Alan Arkin finally landed his Oscar in a well-deserved win for “Little Miss Sunshine.” While his performance as a foul-mouthed, drug-using, irascible grandparent in the hit 2006 indie dramedy could’ve easily descended into the realm of caricature, Arkin brought a lived-in quality to the role that made even the character’s more outlandish behavior ring true.
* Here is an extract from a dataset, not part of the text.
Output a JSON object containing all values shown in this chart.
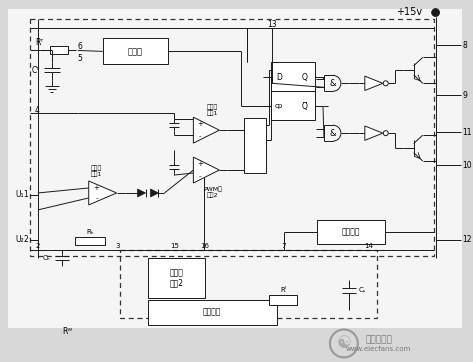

Likewise, for as fun as it is to quote the more, shall we say, colorful life advice Arkin’s progenitor relays to his grandson (Paul Dano) in the film, it’s the earnestness with which the actor handles the character’s heart-to-heart exchanges with the many members of his family that really make you believe his Bad Grandpa could be an actual person.
That sentiment extends to the various other cantankerous old-timers Arkin portrayed in his third act, from a cynical Hollywood producer who’s seen it all yet is nonetheless moved by his conscience to do the right thing in “Argo” (which landed Arkin a supporting actor Oscar nod) to a father who’s still trying — and failing — to do right by his grown-up daughters with his eccentric schemes in “Sunshine Cleaning.”
That’s not to say Arkin didn’t have fun in-between dealing with heavy topics like mortality and regret during his later years, including his well-received turn opposite Michael Douglas on the Netflix dramedy series “The Kominsky Method.” Whether he was cameoing in “The Muppets,” lending his voice to “Minions: The Rise of Gru,” or portraying not-Mickey to Sylvester Stallone’s not-Rocky in “Grudge Match,” Arkin’s presence was always a pleasure, no matter the quality of the film or show around him.
Rest in peace, Alan Arkin, and thank you for a lifetime spent making us all laugh, think — and perhaps most importantly — feel.